Anche per i compirti scritti le cose non cambiavano: mai un voto. Una sola volta l’insegnate di lettere gli disse, senza darsene cruccio, “Il tuo non l’ho corretto, non l’avevo visto. Lo farò la prossima volta”.
La prossima volta non c’era stata e nemmeno le parole del professore.
Già alle elementari le cose andavano così: un giorno provò ad entrare senza grembiule, un altro senza cartella, un altro ancora uscì durante la lezione.
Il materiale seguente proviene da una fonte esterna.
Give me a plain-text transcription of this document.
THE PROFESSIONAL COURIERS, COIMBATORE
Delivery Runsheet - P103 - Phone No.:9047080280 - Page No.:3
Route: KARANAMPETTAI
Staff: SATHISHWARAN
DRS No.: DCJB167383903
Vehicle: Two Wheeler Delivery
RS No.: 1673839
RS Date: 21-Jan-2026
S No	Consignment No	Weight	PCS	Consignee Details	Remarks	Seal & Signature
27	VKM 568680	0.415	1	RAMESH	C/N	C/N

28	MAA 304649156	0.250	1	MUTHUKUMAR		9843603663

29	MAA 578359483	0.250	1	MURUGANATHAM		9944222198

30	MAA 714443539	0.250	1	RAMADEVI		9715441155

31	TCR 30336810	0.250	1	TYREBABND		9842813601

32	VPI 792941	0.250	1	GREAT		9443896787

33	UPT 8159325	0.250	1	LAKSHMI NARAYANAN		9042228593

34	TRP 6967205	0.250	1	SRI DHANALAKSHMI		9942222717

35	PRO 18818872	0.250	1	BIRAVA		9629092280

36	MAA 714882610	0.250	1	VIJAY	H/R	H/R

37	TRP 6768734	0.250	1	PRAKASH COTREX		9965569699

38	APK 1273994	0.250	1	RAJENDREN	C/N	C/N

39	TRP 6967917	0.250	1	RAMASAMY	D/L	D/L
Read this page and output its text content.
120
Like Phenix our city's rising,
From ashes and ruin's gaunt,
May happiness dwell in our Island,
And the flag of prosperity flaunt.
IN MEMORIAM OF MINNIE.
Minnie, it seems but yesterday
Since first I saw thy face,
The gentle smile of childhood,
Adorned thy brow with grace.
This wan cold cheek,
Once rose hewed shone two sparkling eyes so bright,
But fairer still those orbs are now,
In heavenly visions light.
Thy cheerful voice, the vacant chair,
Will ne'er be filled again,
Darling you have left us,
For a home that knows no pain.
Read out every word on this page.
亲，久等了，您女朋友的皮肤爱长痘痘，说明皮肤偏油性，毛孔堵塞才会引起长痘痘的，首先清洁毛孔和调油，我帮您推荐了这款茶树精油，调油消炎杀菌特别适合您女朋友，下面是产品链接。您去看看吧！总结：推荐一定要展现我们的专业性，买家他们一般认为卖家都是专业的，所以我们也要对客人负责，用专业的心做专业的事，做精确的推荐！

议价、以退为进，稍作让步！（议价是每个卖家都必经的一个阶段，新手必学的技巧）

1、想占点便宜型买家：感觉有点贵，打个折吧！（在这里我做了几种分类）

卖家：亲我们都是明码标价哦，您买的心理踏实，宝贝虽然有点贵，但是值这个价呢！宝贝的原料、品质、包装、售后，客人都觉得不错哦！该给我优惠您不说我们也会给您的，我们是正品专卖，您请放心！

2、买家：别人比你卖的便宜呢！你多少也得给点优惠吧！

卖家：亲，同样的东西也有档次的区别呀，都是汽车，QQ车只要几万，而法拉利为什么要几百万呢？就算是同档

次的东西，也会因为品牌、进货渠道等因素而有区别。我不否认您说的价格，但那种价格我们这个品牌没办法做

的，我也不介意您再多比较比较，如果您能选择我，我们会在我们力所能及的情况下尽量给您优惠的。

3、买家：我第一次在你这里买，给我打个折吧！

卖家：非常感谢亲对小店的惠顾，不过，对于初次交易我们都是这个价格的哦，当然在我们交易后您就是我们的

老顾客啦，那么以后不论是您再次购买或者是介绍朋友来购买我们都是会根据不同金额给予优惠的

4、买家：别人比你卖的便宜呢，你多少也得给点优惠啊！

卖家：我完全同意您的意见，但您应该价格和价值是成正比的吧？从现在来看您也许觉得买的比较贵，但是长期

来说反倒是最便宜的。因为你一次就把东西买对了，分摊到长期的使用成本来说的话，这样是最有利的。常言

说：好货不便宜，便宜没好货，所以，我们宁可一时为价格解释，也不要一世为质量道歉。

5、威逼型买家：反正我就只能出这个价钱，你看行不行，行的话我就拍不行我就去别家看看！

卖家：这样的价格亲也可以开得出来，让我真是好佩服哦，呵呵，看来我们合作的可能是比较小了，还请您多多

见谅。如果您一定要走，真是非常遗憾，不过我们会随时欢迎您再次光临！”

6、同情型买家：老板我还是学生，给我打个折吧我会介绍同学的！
Non se ne accorse nessuno.
Nei giuochi poi la situazione non migliorava certamente, non veniva mai chiamato per le partite di pallone, anche se un giorno, li aveva contati, era riuscito ad inanellare più di mille palleggi consecutivi. A nascondino poi, non ci provava neppure, dopo quella volta che nessuno andò a cercarlo; non sentendo più le voci dei suoi amici, decise di rincasare, ormai erano le nove di sera e nel piazzale non era rimasto nessuno.
Quando suonò il campanello, i suoi aprirono la porta, e basta. Sulla tavola non vide il suo piatto.
Con il tempo aveva imparato a mangiarsi le lacrime della solitudine e ad apprezzare questa condizione di invisibilità che gli regalava uno spazio maggiore per conoscersi meglio, poter parlare con se stesso, ascoltarsi, approfondire i sentimenti.
Certo è che alla lunga la situazione divenne un po’ troppo noiosa. Se ne rese conto attorno ai quindici anni. Le prime feste in casa, i primi palpiti, un corpo che cresceva, alle volte anche in modo improvviso e senza controllo. La curiosità verso le sue compagne, l’illanguidimento verso le donne fatte che, con quei vestiti a tubino, coprivano per non coprire. Stava ad ore ad osservarle passare per la strada, salire sul tram, sulla macchina. Ne studiava ogni particolare, l’attaccatura della coscia, l’alternarsi delle natiche nel passo, il seno con quella consistenza metafisica che marcava subito, più di ogni parte del corpo, la differenza tra un uomo ed una donna. Si accorse che, quando questi pensieri lo avvolgevano, il suo corpo subiva evidenti mutamenti. Qualcosa si muoveva in modo prepotente. Dapprincipio ne ebbe paura, poi comprese che era così che doveva andare.
Fu per questo che divenne improvvisamente intraprendente, sino ad imbucarsi nelle feste senza essere invitato. Suonava, aprivano la porta e lui entrava, come entra l’aria. Passava intere serate a cambiare i dischi sul grammofono, ne guadagnò l’assoluta conoscenza di tutti i cantanti dell’epoca.
Una sola volta, gli parve, una ragazza si voltò verso di lui per dirgli qualcosa. Non poteva essere vero! Ed infatti non lo era, la giovane cercava unicamente di richiamare l’attenzione di un suo amico che stava dietro di lui. Anche i dopocena sulla spiaggia: un fuoco, una chitarra, qualcosa da bere, qualche sigaretta, non andavano meglio.
Una sera si accese un dibattito sul nome dell’autore di una canzone, “Balla Linda” era il titolo.